I’m better for my indian adventure

2 min read

WHEN I accepted an offer to manage Bengaluru in the summer of 2022, I had a very clear idea of how I wanted my team to play.

High intensity. High press. Winning the ball high up the pitch. I had this vision of short, sharp training sessions with everybody playing at full tilt.

Then I got there. Bangalore is in the south of India, about 900 miles north of the equator. The temperature is regularly above 30 degrees. The humidity is off the charts.

I quickly realised I’d have to think again. For example, we started off doing a keep-ball session, a four-minute segment that you repeat four times.

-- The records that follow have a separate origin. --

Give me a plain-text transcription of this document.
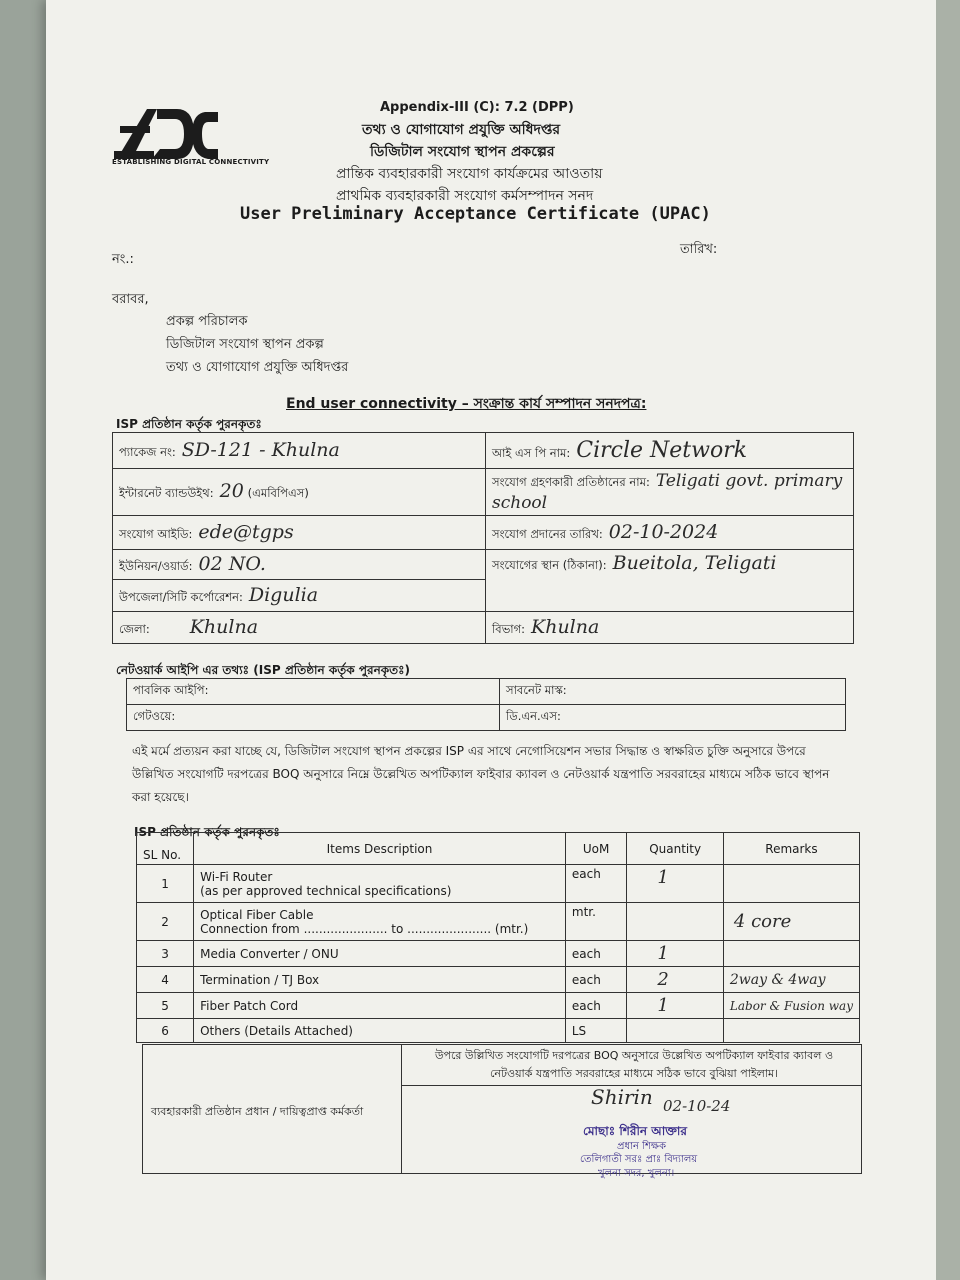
ESTABLISHING DIGITAL CONNECTIVITY
Appendix-III (C): 7.2 (DPP)
তথ্য ও যোগাযোগ প্রযুক্তি অধিদপ্তর
ডিজিটাল সংযোগ স্থাপন প্রকল্পের
প্রান্তিক ব্যবহারকারী সংযোগ কার্যক্রমের আওতায়
প্রাথমিক ব্যবহারকারী সংযোগ কর্মসম্পাদন সনদ
User Preliminary Acceptance Certificate (UPAC)
নং.:
তারিখ:
বরাবর,
প্রকল্প পরিচালক
ডিজিটাল সংযোগ স্থাপন প্রকল্প
তথ্য ও যোগাযোগ প্রযুক্তি অধিদপ্তর
End user connectivity – সংক্রান্ত কার্য সম্পাদন সনদপত্র:
ISP প্রতিষ্ঠান কর্তৃক পুরনকৃতঃ
প্যাকেজ নং: SD-121 - Khulna	আই এস পি নাম: Circle Network
ইন্টারনেট ব্যান্ডউইথ: 20 (এমবিপিএস)	সংযোগ গ্রহণকারী প্রতিষ্ঠানের নাম: Teligati govt. primary school
সংযোগ আইডি: ede@tgps	সংযোগ প্রদানের তারিখ: 02-10-2024
ইউনিয়ন/ওয়ার্ড: 02 NO.	সংযোগের স্থান (ঠিকানা): Bueitola, Teligati
উপজেলা/সিটি কর্পোরেশন: Digulia	
জেলা: Khulna	বিভাগ: Khulna
নেটওয়ার্ক আইপি এর তথ্যঃ (ISP প্রতিষ্ঠান কর্তৃক পুরনকৃতঃ)
পাবলিক আইপি:	সাবনেট মাস্ক:
গেটওয়ে:	ডি.এন.এস:
এই মর্মে প্রত্যয়ন করা যাচ্ছে যে, ডিজিটাল সংযোগ স্থাপন প্রকল্পের ISP এর সাথে নেগোসিয়েশন সভার সিদ্ধান্ত ও স্বাক্ষরিত চুক্তি অনুসারে উপরে উল্লিখিত সংযোগটি দরপত্রের BOQ অনুসারে নিম্নে উল্লেখিত অপটিক্যাল ফাইবার ক্যাবল ও নেটওয়ার্ক যন্ত্রপাতি সরবরাহের মাধ্যমে সঠিক ভাবে স্থাপন করা হয়েছে।
ISP প্রতিষ্ঠান কর্তৃক পুরনকৃতঃ
SL No.	Items Description	UoM	Quantity	Remarks
1	Wi-Fi Router
(as per approved technical specifications)	each	1	
2	Optical Fiber Cable
Connection from ...................... to ...................... (mtr.)	mtr.		4 core
3	Media Converter / ONU	each	1	
4	Termination / TJ Box	each	2	2way & 4way
5	Fiber Patch Cord	each	1	Labor & Fusion way
6	Others (Details Attached)	LS		
ব্যবহারকারী প্রতিষ্ঠান প্রধান / দায়িত্বপ্রাপ্ত কর্মকর্তা
উপরে উল্লিখিত সংযোগটি দরপত্রের BOQ অনুসারে উল্লেখিত অপটিক্যাল ফাইবার ক্যাবল ও নেটওয়ার্ক যন্ত্রপাতি সরবরাহের মাধ্যমে সঠিক ভাবে বুঝিয়া পাইলাম।
Shirin 02-10-24
মোছাঃ শিরীন আক্তার
প্রধান শিক্ষক
তেলিগাতী সরঃ প্রাঃ বিদ্যালয়
খুলনা সদর, খুলনা।
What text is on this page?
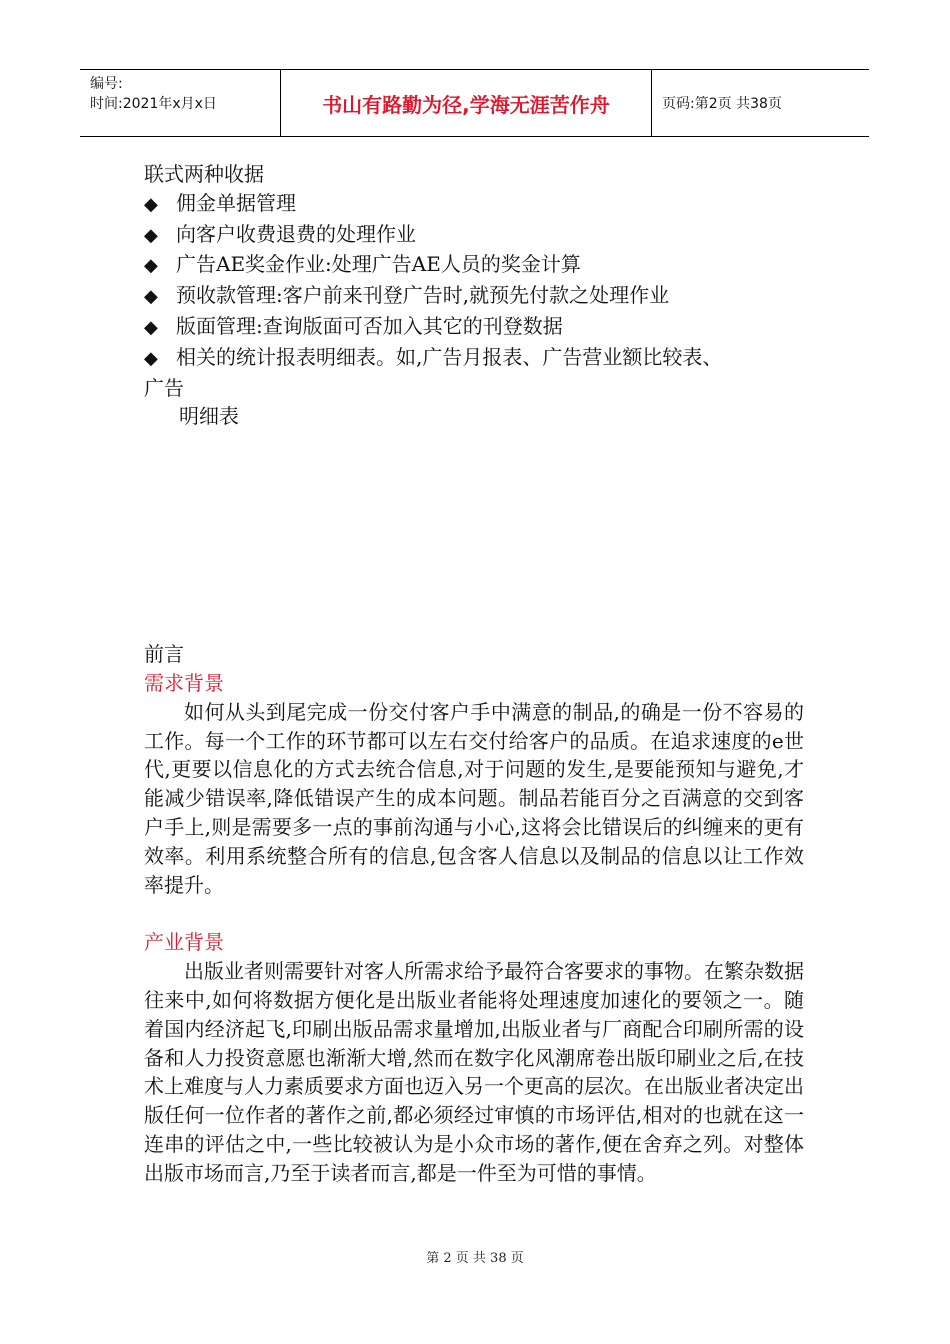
编号:
时间:2021年x月x日	书山有路勤为径,学海无涯苦作舟	页码:第2页 共38页
联式两种收据
◆ 佣金单据管理
◆ 向客户收费退费的处理作业
◆ 广告AE奖金作业:处理广告AE人员的奖金计算
◆ 预收款管理:客户前来刊登广告时,就预先付款之处理作业
◆ 版面管理:查询版面可否加入其它的刊登数据
◆ 相关的统计报表明细表。如,广告月报表、广告营业额比较表、
广告
明细表
前言
需求背景
如何从头到尾完成一份交付客户手中满意的制品,的确是一份不容易的工作。每一个工作的环节都可以左右交付给客户的品质。在追求速度的e世代,更要以信息化的方式去统合信息,对于问题的发生,是要能预知与避免,才能减少错误率,降低错误产生的成本问题。制品若能百分之百满意的交到客户手上,则是需要多一点的事前沟通与小心,这将会比错误后的纠缠来的更有效率。利用系统整合所有的信息,包含客人信息以及制品的信息以让工作效率提升。
产业背景
出版业者则需要针对客人所需求给予最符合客要求的事物。在繁杂数据往来中,如何将数据方便化是出版业者能将处理速度加速化的要领之一。随着国内经济起飞,印刷出版品需求量增加,出版业者与厂商配合印刷所需的设备和人力投资意愿也渐渐大增,然而在数字化风潮席卷出版印刷业之后,在技术上难度与人力素质要求方面也迈入另一个更高的层次。在出版业者决定出版任何一位作者的著作之前,都必须经过审慎的市场评估,相对的也就在这一连串的评估之中,一些比较被认为是小众市场的著作,便在舍弃之列。对整体出版市场而言,乃至于读者而言,都是一件至为可惜的事情。
第 2 页 共 38 页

The players were shattered, not because they were unfit but because the humidity meant they just couldn’t get the oxygen into their bodies. That got cut to two minutes pretty much instantly.

Exhausting

Then there was the travelling. We were flying anything from 50 minutes for a ‘local’ game to three-and-a-half hours to play someone on the other side of the country.

The whole thing - fighting through traffic, getting through the airport, getting to a hotel at the other end and then trying to train - was exhausting.

You ended up being away for three or four days and you don’t realise until it’s happening how much that takes out of you. It made recovery a much more important part of your thinking, in a way that nobody in the UK really has to contend with.

Things like that meant you were learning on the spot all the time, constantly having to grasp new ideas and adapt the way you work. I honestly think it’s made me a much better coach and I loved every minute of my time there.

Professionally, we enjoyed a lot of success. We went from winning the Durand Cup and then having an average start to winning 11 or 12 games on the bounce to reach the play-off final.